What must we do, then, if we really wish to spend time with Jesus, the incarnate Son, who reveals God to us (John 1:18)? It is not at all complicated or difficult.

We need simply to imitate Mary of Bethany, who left everything else in order to come and sit at his feet (Luke 10:39). Just as she did, we need to reserve a few minutes of our day, however busy and overloaded it might be, in order to withdraw from everything else, to be silent and to remain seated at his feet.

We need to be alone with him, the eternal Guest of our soul and our only true treasure. When we do this, we are simply following Jesus’ advice: "When you pray, go to your inner room, close the door, and pray to your Father in secret" (Matthew 6:6).

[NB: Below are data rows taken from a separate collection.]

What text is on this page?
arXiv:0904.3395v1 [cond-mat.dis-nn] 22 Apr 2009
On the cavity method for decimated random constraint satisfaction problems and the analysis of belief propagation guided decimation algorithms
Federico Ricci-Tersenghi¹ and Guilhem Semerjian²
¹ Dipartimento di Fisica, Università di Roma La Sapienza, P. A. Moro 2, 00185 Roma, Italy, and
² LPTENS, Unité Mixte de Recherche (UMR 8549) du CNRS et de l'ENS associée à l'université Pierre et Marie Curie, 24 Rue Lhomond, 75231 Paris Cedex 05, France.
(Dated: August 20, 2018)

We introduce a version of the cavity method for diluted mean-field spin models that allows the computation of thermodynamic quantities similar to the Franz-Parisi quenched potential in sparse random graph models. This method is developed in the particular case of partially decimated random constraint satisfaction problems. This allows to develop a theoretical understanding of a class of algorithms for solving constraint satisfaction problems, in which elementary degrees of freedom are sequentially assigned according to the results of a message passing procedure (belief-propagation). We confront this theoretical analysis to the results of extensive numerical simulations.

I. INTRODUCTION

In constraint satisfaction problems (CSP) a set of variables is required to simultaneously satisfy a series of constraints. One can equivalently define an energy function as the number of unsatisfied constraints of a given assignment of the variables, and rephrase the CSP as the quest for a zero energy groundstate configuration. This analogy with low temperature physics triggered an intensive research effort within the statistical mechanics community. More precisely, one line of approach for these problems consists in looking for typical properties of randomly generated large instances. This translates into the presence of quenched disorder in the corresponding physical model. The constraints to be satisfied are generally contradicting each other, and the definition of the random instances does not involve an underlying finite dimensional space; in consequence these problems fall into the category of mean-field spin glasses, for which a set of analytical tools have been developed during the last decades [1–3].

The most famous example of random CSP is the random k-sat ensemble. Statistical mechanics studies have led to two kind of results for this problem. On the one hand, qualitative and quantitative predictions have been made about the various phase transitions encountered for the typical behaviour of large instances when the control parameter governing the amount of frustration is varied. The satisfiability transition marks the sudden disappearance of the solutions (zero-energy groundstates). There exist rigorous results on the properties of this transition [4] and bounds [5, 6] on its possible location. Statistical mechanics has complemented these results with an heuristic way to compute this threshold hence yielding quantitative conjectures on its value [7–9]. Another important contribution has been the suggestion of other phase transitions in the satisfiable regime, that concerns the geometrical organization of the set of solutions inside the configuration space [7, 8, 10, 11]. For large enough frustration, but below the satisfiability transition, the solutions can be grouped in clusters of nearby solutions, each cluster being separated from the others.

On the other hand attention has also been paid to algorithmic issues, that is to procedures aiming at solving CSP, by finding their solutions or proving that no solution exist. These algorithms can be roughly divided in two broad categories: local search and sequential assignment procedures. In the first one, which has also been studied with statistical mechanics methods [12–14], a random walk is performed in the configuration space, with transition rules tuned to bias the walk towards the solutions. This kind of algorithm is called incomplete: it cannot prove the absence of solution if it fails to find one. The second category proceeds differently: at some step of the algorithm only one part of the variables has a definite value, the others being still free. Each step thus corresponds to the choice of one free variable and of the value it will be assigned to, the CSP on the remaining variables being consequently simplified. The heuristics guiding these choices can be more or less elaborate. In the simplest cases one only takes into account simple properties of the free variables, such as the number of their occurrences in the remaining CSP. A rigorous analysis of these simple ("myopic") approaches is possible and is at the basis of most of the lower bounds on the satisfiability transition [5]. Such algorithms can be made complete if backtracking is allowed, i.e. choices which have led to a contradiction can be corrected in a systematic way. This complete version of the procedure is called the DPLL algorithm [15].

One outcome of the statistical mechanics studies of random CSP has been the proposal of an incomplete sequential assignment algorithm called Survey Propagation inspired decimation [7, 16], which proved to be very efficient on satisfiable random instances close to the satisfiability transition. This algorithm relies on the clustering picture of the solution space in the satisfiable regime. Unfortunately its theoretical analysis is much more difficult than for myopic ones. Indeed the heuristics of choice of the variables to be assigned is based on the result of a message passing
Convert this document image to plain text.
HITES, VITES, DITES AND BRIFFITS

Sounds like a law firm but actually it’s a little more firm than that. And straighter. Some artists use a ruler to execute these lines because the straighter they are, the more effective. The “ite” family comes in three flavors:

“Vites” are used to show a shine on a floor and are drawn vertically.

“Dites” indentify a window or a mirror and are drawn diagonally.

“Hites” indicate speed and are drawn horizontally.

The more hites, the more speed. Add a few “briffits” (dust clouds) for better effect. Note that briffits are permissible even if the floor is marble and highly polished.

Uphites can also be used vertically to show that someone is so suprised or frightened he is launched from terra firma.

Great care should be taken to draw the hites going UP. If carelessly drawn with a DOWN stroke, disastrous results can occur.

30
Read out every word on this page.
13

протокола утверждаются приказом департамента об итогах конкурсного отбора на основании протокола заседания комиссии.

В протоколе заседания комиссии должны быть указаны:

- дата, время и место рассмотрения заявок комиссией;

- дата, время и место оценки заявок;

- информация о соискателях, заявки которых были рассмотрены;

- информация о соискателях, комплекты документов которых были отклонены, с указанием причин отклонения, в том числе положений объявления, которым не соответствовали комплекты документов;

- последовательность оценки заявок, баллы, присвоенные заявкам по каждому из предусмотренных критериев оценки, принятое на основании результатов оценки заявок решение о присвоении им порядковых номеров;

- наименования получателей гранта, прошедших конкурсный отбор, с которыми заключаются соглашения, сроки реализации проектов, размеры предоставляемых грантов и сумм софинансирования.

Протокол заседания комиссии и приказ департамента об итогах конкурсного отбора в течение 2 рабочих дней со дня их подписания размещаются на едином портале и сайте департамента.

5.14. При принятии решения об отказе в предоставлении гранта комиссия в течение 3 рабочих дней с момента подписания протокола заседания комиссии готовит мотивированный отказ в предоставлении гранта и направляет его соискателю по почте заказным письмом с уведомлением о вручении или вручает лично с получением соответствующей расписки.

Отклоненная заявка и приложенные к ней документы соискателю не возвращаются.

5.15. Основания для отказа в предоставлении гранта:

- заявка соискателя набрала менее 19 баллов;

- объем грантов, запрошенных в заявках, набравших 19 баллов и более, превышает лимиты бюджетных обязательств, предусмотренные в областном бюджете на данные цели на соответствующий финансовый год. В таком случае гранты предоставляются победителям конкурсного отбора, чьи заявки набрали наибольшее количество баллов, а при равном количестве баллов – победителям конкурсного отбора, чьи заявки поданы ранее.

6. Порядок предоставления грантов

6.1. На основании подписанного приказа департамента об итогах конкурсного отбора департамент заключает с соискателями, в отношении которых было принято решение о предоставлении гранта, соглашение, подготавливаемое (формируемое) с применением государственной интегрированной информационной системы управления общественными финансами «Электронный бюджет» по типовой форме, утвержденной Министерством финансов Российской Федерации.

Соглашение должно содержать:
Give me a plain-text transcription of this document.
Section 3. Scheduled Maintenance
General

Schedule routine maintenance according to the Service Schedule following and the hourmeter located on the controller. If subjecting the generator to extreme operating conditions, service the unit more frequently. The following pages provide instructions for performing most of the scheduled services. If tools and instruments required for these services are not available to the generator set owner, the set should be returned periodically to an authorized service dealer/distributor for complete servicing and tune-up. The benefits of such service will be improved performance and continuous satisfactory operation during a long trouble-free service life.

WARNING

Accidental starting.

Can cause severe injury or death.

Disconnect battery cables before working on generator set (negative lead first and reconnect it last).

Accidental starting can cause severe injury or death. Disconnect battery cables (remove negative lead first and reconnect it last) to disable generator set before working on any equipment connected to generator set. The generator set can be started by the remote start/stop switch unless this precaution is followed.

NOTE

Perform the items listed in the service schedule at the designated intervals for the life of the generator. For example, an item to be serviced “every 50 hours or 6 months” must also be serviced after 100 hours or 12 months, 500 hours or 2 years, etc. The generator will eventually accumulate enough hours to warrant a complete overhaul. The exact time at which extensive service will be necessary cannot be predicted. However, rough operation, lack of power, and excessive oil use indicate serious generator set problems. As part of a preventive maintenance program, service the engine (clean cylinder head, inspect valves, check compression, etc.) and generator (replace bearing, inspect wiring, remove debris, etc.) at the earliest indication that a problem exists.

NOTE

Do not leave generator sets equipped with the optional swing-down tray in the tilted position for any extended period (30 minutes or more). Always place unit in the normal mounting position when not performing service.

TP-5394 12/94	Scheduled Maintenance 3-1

And St. John of the Cross, the great master of mystical prayer, in his Ascent of Mount Carmel, advises us to choose the place for our prayer that offers the least distractions to our senses and to our spirit as it turns to God.

In like manner, St. Ignatius of Loyola reminds us, in his Spiritual Exercises, that "the more our soul finds itself alone and isolated, the more apt it makes itself to approach and to reach its Creator and Lord."

In these most precious — and most fruitful — moments of our day, we need to abandon all thoughts of the world and created things. We must put them far from our hearts, which we must reserve exclusively for God.

As we know, those who love each other profoundly have no need to speak constantly. It is quite enough for them that they should just be together, totally present to each other. The deepest love is often silent. We should be content to be silent with our God.

To spend time with Jesus, then, we may take the New Testament or a book such as The Imitation of Christ and withdraw to a quiet corner, where, slowly, contemplatively, we read a passage from our chosen text and listen to the word of God, being attentive to whatever the Lord might wish to communicate to us through the text.

If the text inspires us to speak to him, we can speak freely, in complete confidence, but it is not essential to speak. Indeed, we may simply rest in his presence, grateful for the divine Love that he so abundantly bestows upon us (appropriate to recall at Thanksgiving time).

 

The Fruit of Dialogue

Just 15 minutes spent with the Lord every day will change our lives in a marvelous and mysterious manner.

Jesus will become more important to us than anything or anyone else. And it is right and good that it should be so!

Did he not say that whoever loves father, mother or children more than him is not worthy of him (Matthew 10:37)?

Jesus will become someone whom we really know, someone who loves us infinitely and whom we shall learn to love more.

Our daily dialogue with the Lord will help us to accomplish this, because, in the time that we spend with him, Jesus will teach us to love as he himself loves.

But for this to happen, we need to be faithful to the 15 minutes that we spend with him.

And if we are faithful to this practice, we shall discover one day that we have become a different person, someone who lives on a different level, who lives in constant union with God. And then we shall understand that these minutes spent with Jesus every day have not only changed our lives — they have enriched them immeasurably.

Jesuit Father James Duncan writes from Belgium.